Game: 3 persons pick a non-negative number up to one hundred (inclusive). The one who has the furthest from the mean of these three numbers wins 1000$.
My idea:
I think that we need to select cases when players cannot improve their situation to avoid losing.
(1) If one player chooses a number less than 50, and the other two choose the numbers greater than 50, no one is willing to change the situation (as the player is either won or cannot win). (2) And vice versa, if the first number is $>50$ and the other two $<50$ results in Nash eq. as well. So, I reckon the result is
$$ ( (1) + (2))*3 = (50*50*50 + 50*50*50)*3 = 750000$$
I multiplied by 3 as each of 3 players could win. If one plays 50, another one would definitely change his choice to split the 1000$ among two persons, so the inequalities were strict.
edit
Initially, I thought that (48, 52, 80) (the first player picks 48, the second picks 52, the third picks 80) is Nash eq., however, the first player still wishes to pick a smaller number.

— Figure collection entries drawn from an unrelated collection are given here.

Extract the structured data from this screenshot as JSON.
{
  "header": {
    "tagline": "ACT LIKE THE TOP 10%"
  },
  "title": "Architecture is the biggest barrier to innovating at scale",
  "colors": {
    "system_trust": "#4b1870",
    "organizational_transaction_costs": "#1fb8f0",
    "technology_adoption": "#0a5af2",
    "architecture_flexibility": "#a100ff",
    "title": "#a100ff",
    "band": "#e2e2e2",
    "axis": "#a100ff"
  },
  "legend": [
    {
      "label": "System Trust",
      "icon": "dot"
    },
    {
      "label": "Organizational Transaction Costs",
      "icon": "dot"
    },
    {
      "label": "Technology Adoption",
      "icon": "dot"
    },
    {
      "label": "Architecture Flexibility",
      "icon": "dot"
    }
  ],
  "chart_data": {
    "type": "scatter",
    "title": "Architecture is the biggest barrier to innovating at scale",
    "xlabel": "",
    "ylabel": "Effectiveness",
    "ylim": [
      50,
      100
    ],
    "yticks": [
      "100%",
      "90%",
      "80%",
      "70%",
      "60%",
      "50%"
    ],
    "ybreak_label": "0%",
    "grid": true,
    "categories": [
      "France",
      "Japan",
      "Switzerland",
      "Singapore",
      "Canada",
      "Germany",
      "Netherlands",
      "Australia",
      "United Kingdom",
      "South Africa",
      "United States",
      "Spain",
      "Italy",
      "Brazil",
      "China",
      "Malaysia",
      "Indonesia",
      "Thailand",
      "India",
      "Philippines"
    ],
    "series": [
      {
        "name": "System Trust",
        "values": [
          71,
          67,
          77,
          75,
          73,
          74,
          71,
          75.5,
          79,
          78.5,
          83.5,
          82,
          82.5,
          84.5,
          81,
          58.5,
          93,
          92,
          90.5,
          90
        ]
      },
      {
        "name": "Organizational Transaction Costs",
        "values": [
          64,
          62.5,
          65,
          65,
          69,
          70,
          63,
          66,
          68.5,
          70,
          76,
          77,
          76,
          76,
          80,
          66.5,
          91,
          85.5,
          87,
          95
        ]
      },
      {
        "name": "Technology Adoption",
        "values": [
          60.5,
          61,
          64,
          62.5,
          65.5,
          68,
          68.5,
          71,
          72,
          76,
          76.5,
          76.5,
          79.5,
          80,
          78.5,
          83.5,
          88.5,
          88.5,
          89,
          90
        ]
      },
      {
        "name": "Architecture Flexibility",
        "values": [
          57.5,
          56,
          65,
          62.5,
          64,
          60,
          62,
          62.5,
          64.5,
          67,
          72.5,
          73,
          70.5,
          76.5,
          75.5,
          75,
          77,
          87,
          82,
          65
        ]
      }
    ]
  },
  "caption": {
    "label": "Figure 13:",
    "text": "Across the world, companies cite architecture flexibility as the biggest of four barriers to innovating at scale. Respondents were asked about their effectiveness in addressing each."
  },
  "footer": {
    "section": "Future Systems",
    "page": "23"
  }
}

He can choose 0, 1, 2,…,$y$. To find $y$, I solve the following inequality: distance of player 1 from the average is greater than the distance from 80 to the average
$$ \frac 13 ( y + 52 + 80) – y \geq 80 – \frac 13 ( y + 52 + 80)$$
Solving it gives $24 \geq y$
However, I knew that 80 was the largest number in the right part. How can I solve it in the general case? In other words, how can I write Nash equilibrium as a triplet (f, s, t) to eventually find the number of equilibria?
Best Answer
False.
If player 1 picks $48$, player 2 picks $52$ and player 3 picks $80$, then the mean is $60$ and the winner is player 3. However, in this situation, if player $1$ picked $0$, the mean would be $44$, and player 1 would have won the game. So player 1 is willing to change the situation, as they can go from losing to winning by changing their choice from $48$ to $0$.

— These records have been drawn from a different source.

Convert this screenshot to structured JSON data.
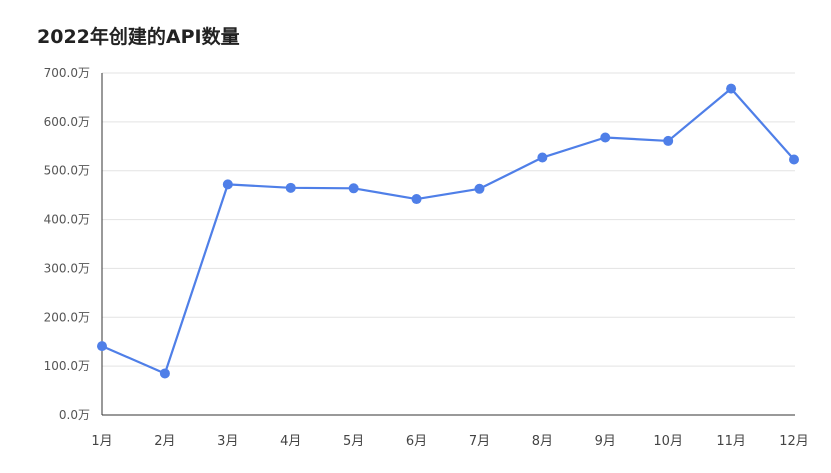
{
  "chart_data": {
    "type": "line",
    "title": "2022年创建的API数量",
    "xlabel": "",
    "ylabel": "",
    "categories": [
      "1月",
      "2月",
      "3月",
      "4月",
      "5月",
      "6月",
      "7月",
      "8月",
      "9月",
      "10月",
      "11月",
      "12月"
    ],
    "values": [
      141,
      85,
      472,
      465,
      464,
      442,
      463,
      527,
      568,
      561,
      668,
      523
    ],
    "ylim": [
      0,
      700
    ],
    "y_ticks": [
      0,
      100,
      200,
      300,
      400,
      500,
      600,
      700
    ],
    "y_tick_labels": [
      "0.0万",
      "100.0万",
      "200.0万",
      "300.0万",
      "400.0万",
      "500.0万",
      "600.0万",
      "700.0万"
    ],
    "grid": true,
    "legend": "none",
    "series_color": "#4F7FE8",
    "grid_color": "#E3E3E3",
    "axis_color": "#333333"
  }
}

Your analysis of the position $(48, 52, 80)$ is correct, yes, but you are focusing too much on what player 1 could pick.
The thing is that if player $1$ had any chance of winning, then the choices he had to switch to were $0$ and $100$. If switching to $0$ or $100$ did not bring him victory, nothing would.
So, when doing the general analysis, I would focus on the case when:
and then I would consider when exactly switching to $0$ will help player $1$ to win.